Putin promete ‘transparência’ no caso

O presidente russo relatou ainda que o piloto acreditou ter colidido com pássaros, comunicando o fato aos controladores de tráfego russo, o que ficou registrado nas caixas-pretas. “É por isso que o piloto percebeu a colisão como um bando de pássaros, o que ele relatou aos controladores de tráfego aéreo russos, e tudo isso está registrado nas chamadas ‘caixas-pretas’”, continuou Putin.

Aliyev, que chegou a criticar Moscou ao sugerir tentativa de encobrimento, agradeceu a Putin nesta quinta-feira, 9, pela supervisão direta da apuração. Em resposta, Putin prometeu indenizar as vítimas e reforçou o compromisso com a transparência: “É claro que tudo o que for necessário em casos tão trágicos será feito pelo lado russo em termos de indenização, e uma avaliação legal de todas as questões oficiais será feita”, disse. “É nosso dever, repito mais uma vez… fazer uma avaliação objetiva de tudo o que aconteceu e identificar as verdadeiras causas.”

Detalhes da investigação e análise técnica

O voo J2-8243, operado pela Embraer 190, partiu de Baku e seguia para Grozni, na Chechênia, quando foi obrigado a pousar de emergência a cerca de 3 km de Aktau, no Cazaquistão. Em fevereiro, relatório preliminar das autoridades cazaques revelou que objetos externos causaram a queda, mas reforçou a necessidade de investigações adicionais para esclarecer a origem dos danos.
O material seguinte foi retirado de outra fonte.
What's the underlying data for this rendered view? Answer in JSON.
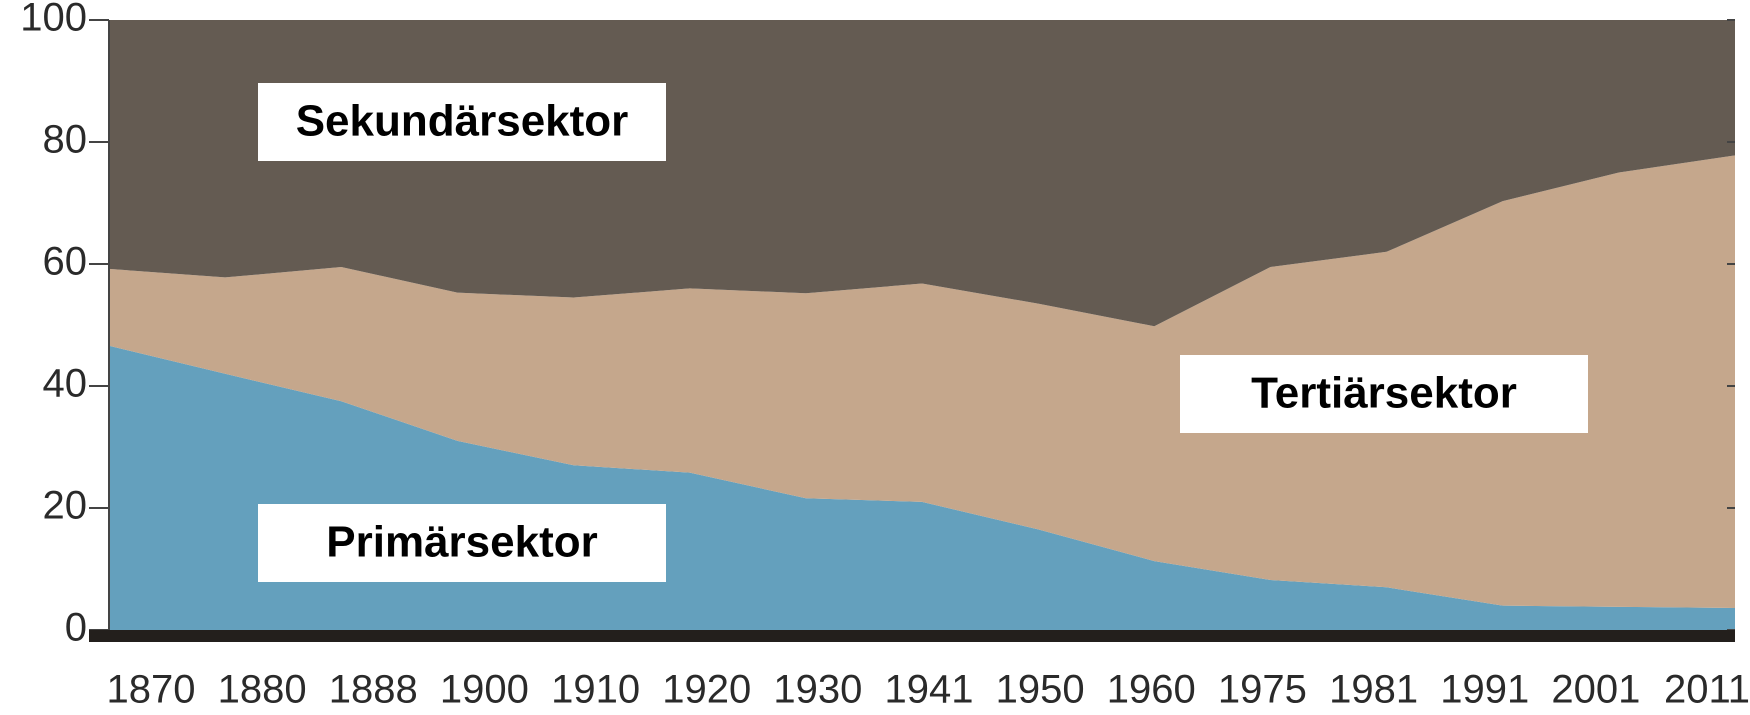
{
  "chart_data": {
    "type": "stacked_area",
    "categories": [
      "1870",
      "1880",
      "1888",
      "1900",
      "1910",
      "1920",
      "1930",
      "1941",
      "1950",
      "1960",
      "1975",
      "1981",
      "1991",
      "2001",
      "2011"
    ],
    "series": [
      {
        "name": "Primärsektor",
        "color": "#64a0bd",
        "values": [
          46.6,
          42,
          37.5,
          31,
          27,
          25.8,
          21.6,
          21,
          16.5,
          11.3,
          8.2,
          7,
          4,
          3.8,
          3.6
        ]
      },
      {
        "name": "Tertiärsektor",
        "color": "#c5a78c",
        "values": [
          12.6,
          15.8,
          22,
          24.3,
          27.5,
          30.2,
          33.6,
          35.8,
          37,
          38.5,
          51.3,
          55,
          66.3,
          71.2,
          74.2
        ]
      },
      {
        "name": "Sekundärsektor",
        "color": "#645b52",
        "values": [
          40.8,
          42.2,
          40.5,
          44.7,
          45.5,
          44,
          44.8,
          43.2,
          46.5,
          50.2,
          40.5,
          38,
          29.7,
          25,
          22.2
        ]
      }
    ],
    "ylim": [
      0,
      100
    ],
    "yticks": [
      0,
      20,
      40,
      60,
      80,
      100
    ]
  }
}
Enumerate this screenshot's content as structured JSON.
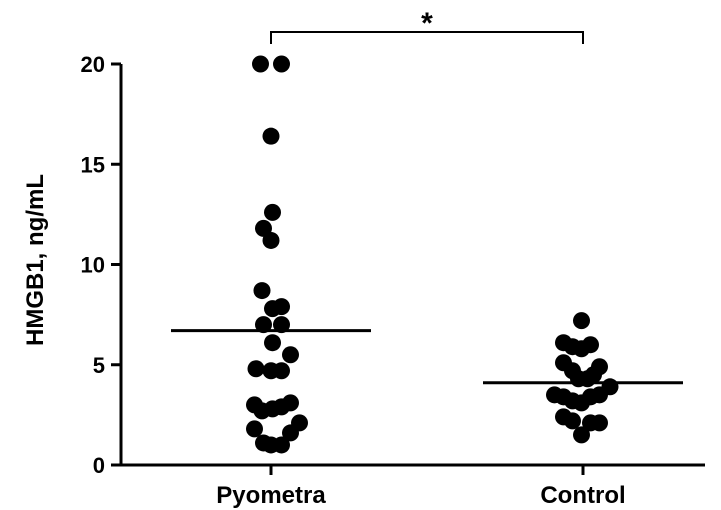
{
  "chart_data": {
    "type": "scatter",
    "ylabel": "HMGB1, ng/mL",
    "xlabel": "",
    "ylim": [
      0,
      20
    ],
    "yticks": [
      0,
      5,
      10,
      15,
      20
    ],
    "categories": [
      "Pyometra",
      "Control"
    ],
    "significance": {
      "label": "*",
      "between": [
        "Pyometra",
        "Control"
      ]
    },
    "colors": {
      "points": "#000000",
      "axes": "#000000"
    },
    "series": [
      {
        "category": "Pyometra",
        "mean": 6.7,
        "points": [
          {
            "jitter": -0.07,
            "y": 20.0
          },
          {
            "jitter": 0.07,
            "y": 20.0
          },
          {
            "jitter": 0.0,
            "y": 16.4
          },
          {
            "jitter": 0.01,
            "y": 12.6
          },
          {
            "jitter": -0.05,
            "y": 11.8
          },
          {
            "jitter": 0.0,
            "y": 11.2
          },
          {
            "jitter": -0.06,
            "y": 8.7
          },
          {
            "jitter": 0.01,
            "y": 7.8
          },
          {
            "jitter": 0.07,
            "y": 7.9
          },
          {
            "jitter": -0.05,
            "y": 7.0
          },
          {
            "jitter": 0.07,
            "y": 7.0
          },
          {
            "jitter": 0.01,
            "y": 6.1
          },
          {
            "jitter": 0.13,
            "y": 5.5
          },
          {
            "jitter": -0.1,
            "y": 4.8
          },
          {
            "jitter": 0.0,
            "y": 4.7
          },
          {
            "jitter": 0.07,
            "y": 4.7
          },
          {
            "jitter": -0.11,
            "y": 3.0
          },
          {
            "jitter": -0.06,
            "y": 2.7
          },
          {
            "jitter": 0.01,
            "y": 2.8
          },
          {
            "jitter": 0.07,
            "y": 2.9
          },
          {
            "jitter": 0.13,
            "y": 3.1
          },
          {
            "jitter": -0.11,
            "y": 1.8
          },
          {
            "jitter": 0.13,
            "y": 1.6
          },
          {
            "jitter": 0.19,
            "y": 2.1
          },
          {
            "jitter": -0.05,
            "y": 1.1
          },
          {
            "jitter": 0.0,
            "y": 1.0
          },
          {
            "jitter": 0.07,
            "y": 1.0
          }
        ]
      },
      {
        "category": "Control",
        "mean": 4.1,
        "points": [
          {
            "jitter": -0.01,
            "y": 7.2
          },
          {
            "jitter": -0.13,
            "y": 6.1
          },
          {
            "jitter": -0.07,
            "y": 5.9
          },
          {
            "jitter": -0.01,
            "y": 5.8
          },
          {
            "jitter": 0.05,
            "y": 6.0
          },
          {
            "jitter": -0.13,
            "y": 5.1
          },
          {
            "jitter": -0.07,
            "y": 4.7
          },
          {
            "jitter": 0.11,
            "y": 4.9
          },
          {
            "jitter": -0.03,
            "y": 4.3
          },
          {
            "jitter": 0.03,
            "y": 4.3
          },
          {
            "jitter": 0.07,
            "y": 4.5
          },
          {
            "jitter": 0.18,
            "y": 3.9
          },
          {
            "jitter": -0.19,
            "y": 3.5
          },
          {
            "jitter": -0.13,
            "y": 3.4
          },
          {
            "jitter": -0.07,
            "y": 3.2
          },
          {
            "jitter": -0.01,
            "y": 3.1
          },
          {
            "jitter": 0.05,
            "y": 3.4
          },
          {
            "jitter": 0.11,
            "y": 3.5
          },
          {
            "jitter": -0.13,
            "y": 2.4
          },
          {
            "jitter": -0.07,
            "y": 2.2
          },
          {
            "jitter": 0.05,
            "y": 2.1
          },
          {
            "jitter": 0.11,
            "y": 2.1
          },
          {
            "jitter": -0.01,
            "y": 1.5
          }
        ]
      }
    ]
  }
}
Conforme o relatório, os pilotos alteraram o local de pouso depois de relatar possível impacto com pássaros e explosão de dois assentos. O documento não mencionou mísseis, mas especialistas apontaram a possibilidade de fragmentos do sistema antiaéreo russo terem atingido a aeronave, já que, dias depois do acidente, a Rússia confirmou ataques de drones ucranianos e uso de defesa aérea.

O exame dos destroços revelou múltiplos danos, penetrantes e superficiais, na cauda, na fuselagem, no leme, no estabilizador, no motor esquerdo e na asa esquerda, segundo o relatório cazaque. As caixas-pretas do avião foram analisadas no Brasil pelo Cenipa, que concluiu a verificação em 6 de janeiro. Os resultados foram enviados à autoridade do Cazaquistão, responsável pelo relatório final. 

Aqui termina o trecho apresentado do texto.